Background: ST deviation and troponin are indicators of risk in unstable angina/non-ST-elevation myocardial infarction with related but distinct pathophysiology. We hypothesized that a combination of the two would offer complementary information regarding the benefit of an invasive strategy.

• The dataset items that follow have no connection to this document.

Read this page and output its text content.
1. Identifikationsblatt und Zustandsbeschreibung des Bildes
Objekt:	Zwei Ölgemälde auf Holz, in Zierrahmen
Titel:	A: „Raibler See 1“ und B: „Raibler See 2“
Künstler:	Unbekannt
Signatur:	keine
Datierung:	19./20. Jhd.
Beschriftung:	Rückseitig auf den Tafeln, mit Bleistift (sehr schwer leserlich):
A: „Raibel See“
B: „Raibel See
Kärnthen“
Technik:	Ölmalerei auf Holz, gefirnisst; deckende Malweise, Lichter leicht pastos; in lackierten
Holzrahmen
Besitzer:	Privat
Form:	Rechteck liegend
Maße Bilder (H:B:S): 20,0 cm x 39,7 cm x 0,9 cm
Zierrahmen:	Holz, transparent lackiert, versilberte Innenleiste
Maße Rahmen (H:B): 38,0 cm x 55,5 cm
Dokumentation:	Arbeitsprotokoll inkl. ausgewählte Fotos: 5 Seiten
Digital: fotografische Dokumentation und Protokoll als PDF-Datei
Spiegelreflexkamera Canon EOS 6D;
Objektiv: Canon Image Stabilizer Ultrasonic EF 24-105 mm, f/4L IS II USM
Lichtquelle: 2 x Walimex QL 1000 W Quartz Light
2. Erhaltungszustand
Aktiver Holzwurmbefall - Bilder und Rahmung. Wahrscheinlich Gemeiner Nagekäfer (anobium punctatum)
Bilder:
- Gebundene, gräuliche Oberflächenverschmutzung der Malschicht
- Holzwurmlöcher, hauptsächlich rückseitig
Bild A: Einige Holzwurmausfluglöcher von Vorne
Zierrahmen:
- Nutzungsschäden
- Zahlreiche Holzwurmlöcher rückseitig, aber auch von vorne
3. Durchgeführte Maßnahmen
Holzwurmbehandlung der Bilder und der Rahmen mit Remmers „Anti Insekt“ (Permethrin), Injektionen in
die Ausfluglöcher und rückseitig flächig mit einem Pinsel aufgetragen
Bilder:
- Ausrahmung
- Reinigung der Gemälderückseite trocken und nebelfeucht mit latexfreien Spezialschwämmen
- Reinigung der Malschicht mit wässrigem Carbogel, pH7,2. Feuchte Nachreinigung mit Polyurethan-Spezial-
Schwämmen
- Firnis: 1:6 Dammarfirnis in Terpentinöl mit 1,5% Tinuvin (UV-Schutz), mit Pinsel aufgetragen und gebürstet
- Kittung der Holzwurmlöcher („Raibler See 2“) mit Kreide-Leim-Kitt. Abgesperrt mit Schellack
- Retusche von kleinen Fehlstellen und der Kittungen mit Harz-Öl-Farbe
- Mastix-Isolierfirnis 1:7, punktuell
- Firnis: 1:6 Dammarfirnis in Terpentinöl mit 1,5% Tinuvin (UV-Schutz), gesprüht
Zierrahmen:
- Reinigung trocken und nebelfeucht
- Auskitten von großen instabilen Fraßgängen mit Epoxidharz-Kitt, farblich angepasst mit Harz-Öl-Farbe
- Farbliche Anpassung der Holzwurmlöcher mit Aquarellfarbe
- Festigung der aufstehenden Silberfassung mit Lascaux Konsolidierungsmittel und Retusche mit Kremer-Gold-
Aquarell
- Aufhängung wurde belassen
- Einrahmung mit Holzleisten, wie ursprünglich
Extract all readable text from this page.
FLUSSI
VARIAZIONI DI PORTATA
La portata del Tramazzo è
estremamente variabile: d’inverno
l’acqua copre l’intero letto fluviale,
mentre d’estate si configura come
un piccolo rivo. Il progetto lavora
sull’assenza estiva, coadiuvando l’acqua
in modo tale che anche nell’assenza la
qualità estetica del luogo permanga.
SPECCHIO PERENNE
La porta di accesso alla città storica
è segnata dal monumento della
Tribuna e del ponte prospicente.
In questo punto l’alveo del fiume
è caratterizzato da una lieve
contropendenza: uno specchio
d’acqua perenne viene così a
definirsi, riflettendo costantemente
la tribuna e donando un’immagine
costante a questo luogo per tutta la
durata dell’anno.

Methods and results: Electrocardiogram and troponin data were gathered in 1846 patients in TACTICS-TIMI 18. Adjusting for baseline characteristics, the independent odds ratio (OR) (95% CI) for death or myocardial infarction by 6 months was 1.29 (0.78-2.13) for 0.05 to 0.09 mV ST deviation, 1.83 (1.22-2.75) for > or = 0.10 mV ST deviation, 1.69 (0.96-2.97) for troponin T 0.01 to 0.10 ng/mL, and 2.32 (1.52-3.53) for troponin T > 0.10 ng/mL. There was a significant interaction between the magnitude of ST deviation and treatment strategy (P(interaction) = .04). After adjusting for troponin and other baseline characteristics, an early invasive strategy was associated with a 27% greater reduction in the odds of death or myocardial infarction in those with 0.05 to 0.09 mV of ST deviation (OR(interaction) 0.73, 95% CI 0.27-2.02) and a 64% greater reduction in those with > or = 0.10 mV (OR(interaction) 0.36, 95% CI 0.16-0.84) compared with in those without ST deviation.
Conclusions: The magnitude of ST deviation and degree of troponin elevation are graded independent predictors of outcome in unstable angina/non-ST-elevation myocardial infarction. ST deviation complements troponin elevation in selecting patients for early invasive management.